Out of School Youth and Skills Development
Young people make up nearly 70 per cent of Somalia’s population, yet often suffer due to limited education and employment opportunities. UNICEF works with communities to get young people back into school and work with youth who are out of the education system. UNICEF targets unemployed and vulnerable youth by providing access to life-skills based education programmes, youth education programmes, non-formal education programmes and youth internship programmes.

In 2016, UNICEF also supported social mobilization campaigns across Somalia that resulted in the enrolment of over 4,240 additional girls in either formal or alternative basic education (approximately 42 per cent of new enrollments). UNICEF is implementing a youth employability skills initiative aimed at equipping out of school youth in southern and central Somalia with key technical and vocational skills enhancing their livelihood opportunities and meaningful contributions to their communities. This work has benefitted 2,370 youth (38 percent of which are female) through the youth education programme implemented in partnership with the Norwegian Refugee Council and life skills training in youth centres.

Institutional Strengthening 
Although the role, reach and capacity of the Ministries of Education in overseeing the delivery of education has increased at central, regional and district level, a lack of financial, institutional and human capacity hinders the development of the Sector. UNICEF supports regional and district education offices in implementing monitoring of schools and performance of students and teachers.

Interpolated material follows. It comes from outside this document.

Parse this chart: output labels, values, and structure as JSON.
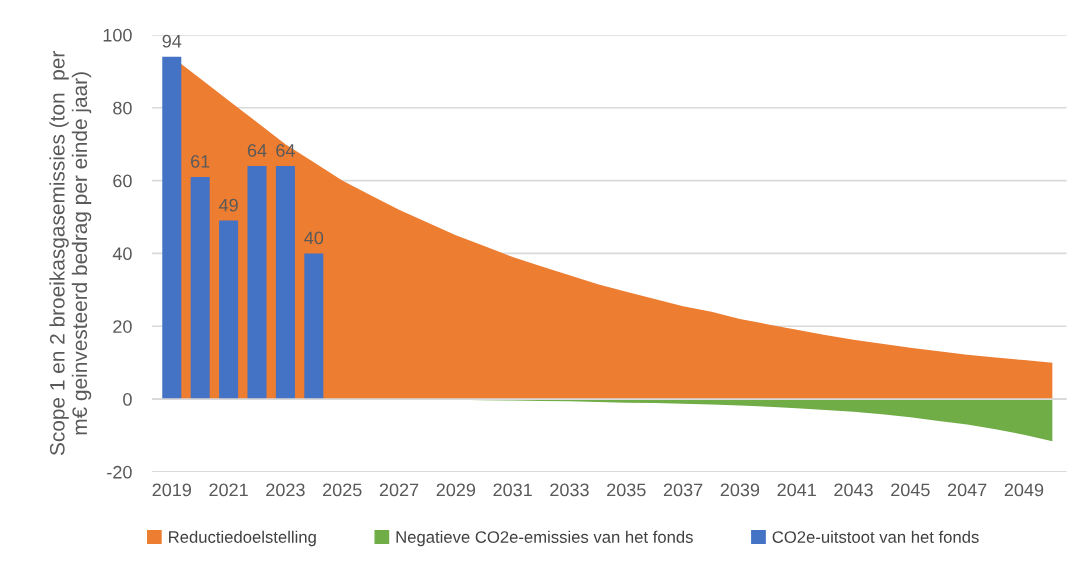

UNICEF will continue to support the Education Sector Coordination Committee for better coordination of results. A teacher profile database for primary school teachers has been established in Somaliland and Puntland, and is underway for the Federal Government, enabling them to have better control over teacher payments. In addition to continued support for teacher incentives, UNICEF also supports the revision of the curriculum framework mainstreaming peacebuilding and reflecting regional priorities. At local levels, Community Education Committees (CECs) play a key role in school administration and in building community resilience, including support in school development plans.

Education in Emergencies 
Natural disasters, armed conflict and other crisis continue to impact children and education. To mitigate this impact and find ways to keep children in school – especially in times of emergency – education preparedness and response is increasing across Somalia. In 2016, UNICEF reached 38,080 children (46 per cent girls) with support with emergency education support (including provision of temporary learning spaces, learning materials and teacher training). Emergency education resources supported children in newly accessible areas, those living in IDP camps, and children affected by ongoing drought across Somalia. UNICEF also provides trainings and capacity building with ministries and partners to develop Early Warning and Early Action Plans.